GUC9_S	0.5	gyrA, S83L	2,552,058	159	62	5,114,553	337,676	50.6	SAMD00203448	DRR207640
GUC9_L	2	gyrA, S83L	2,439,655	164	75	5,114,309	305,325	50.6	SAMD00203450	DRR207642
GUC9_I	8	gyrA, S83L	2,541,456	146	75	5,109,250	194,392	50.6	SAMD00203452	DRR207644
GUC9_H	128	gyrA, S83L; gyrB, E466D; parE: V466E	2,353,713	140	110	5,122,098	250,018	50.6	SAMD00203454	DRR207646
GFCS1_S	0.5	gyrA, S83L	2,315,729	136	75	5,110,960	184,144	50.6	SAMD00203449	DRR207641
GFCS1_L	2	gyrA, S83L	3,132,078	182	82	5,082,523	150,381	50.6	SAMD00203451	DRR207643
GFCS1_I	32	gyrA, S83L/D87G	2,139,959	121	110	5,086,017	114,120	50.6	SAMD00203453	DRR207645
GFCS1_H	128	gyrA, S83L/D87G; parC, S80I	3,630,647	193	78	5,078,104	150,811	50.6	SAMD00203455	DRR207647

These strains were derived from two parental strains (GUC9 and GFCS1) with different levels of resistance to LVFX. _S, susceptible (<1 μg/ml); _L, low level of resistance (>2 μg/ml); _I, intermediate level of resistance (>4 to 32 μg/ml); _H, high level of resistance (>128 μg/ml).

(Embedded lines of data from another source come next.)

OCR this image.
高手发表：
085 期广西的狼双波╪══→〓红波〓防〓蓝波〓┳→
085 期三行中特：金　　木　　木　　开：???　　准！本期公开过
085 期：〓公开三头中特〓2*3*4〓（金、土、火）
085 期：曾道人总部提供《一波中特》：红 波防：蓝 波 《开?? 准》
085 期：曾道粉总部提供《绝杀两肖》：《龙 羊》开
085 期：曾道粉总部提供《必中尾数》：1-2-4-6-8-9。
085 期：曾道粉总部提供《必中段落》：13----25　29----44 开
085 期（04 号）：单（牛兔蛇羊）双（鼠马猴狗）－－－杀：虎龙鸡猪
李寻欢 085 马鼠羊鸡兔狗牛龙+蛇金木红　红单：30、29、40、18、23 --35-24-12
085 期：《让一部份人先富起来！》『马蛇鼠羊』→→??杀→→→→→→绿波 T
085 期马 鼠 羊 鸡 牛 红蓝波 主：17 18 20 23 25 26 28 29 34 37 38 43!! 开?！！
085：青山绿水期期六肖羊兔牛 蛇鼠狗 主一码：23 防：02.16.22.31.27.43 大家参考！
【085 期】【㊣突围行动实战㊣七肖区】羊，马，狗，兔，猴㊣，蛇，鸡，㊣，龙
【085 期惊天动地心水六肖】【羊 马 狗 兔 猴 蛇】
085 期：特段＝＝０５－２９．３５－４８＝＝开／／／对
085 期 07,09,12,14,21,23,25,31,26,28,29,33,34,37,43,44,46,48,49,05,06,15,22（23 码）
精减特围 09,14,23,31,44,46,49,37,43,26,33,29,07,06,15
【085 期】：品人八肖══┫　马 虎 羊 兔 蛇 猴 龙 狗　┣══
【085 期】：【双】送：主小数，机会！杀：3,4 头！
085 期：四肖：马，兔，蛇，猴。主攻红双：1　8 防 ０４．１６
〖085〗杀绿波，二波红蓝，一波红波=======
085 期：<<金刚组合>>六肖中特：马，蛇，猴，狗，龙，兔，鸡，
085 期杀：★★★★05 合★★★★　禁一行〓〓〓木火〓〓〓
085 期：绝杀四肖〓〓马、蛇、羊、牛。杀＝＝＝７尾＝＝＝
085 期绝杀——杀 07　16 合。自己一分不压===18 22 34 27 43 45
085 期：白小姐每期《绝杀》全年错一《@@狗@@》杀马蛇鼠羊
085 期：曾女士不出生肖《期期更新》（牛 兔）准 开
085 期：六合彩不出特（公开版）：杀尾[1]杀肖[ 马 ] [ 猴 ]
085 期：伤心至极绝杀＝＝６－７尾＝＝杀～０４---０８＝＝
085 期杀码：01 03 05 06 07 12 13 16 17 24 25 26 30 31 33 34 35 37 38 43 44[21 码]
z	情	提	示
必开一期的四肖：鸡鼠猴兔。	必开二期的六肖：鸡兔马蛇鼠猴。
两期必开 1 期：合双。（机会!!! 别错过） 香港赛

MICs for LVFX were determined in a previous study (11).

All mutations (nucleotide substitutions) in the QRDRs, i.e., gyrA, gyrB, parC, and parE, that were observed in a previous study (11) were found to be exactly the same in the sequenced LVFX-resistant strains (Table 1). This precise matching suggests that nucleotide variations in regions other than QRDRs confer drug resistance to FQs.

Data availability.

This genome project was deposited in DDBJ/ENA/GenBank under the accession no. PRJDB9275. The sequencing data were deposited in the DDBJ Sequence Read Archive (DRA) under the accession no. DRA009585.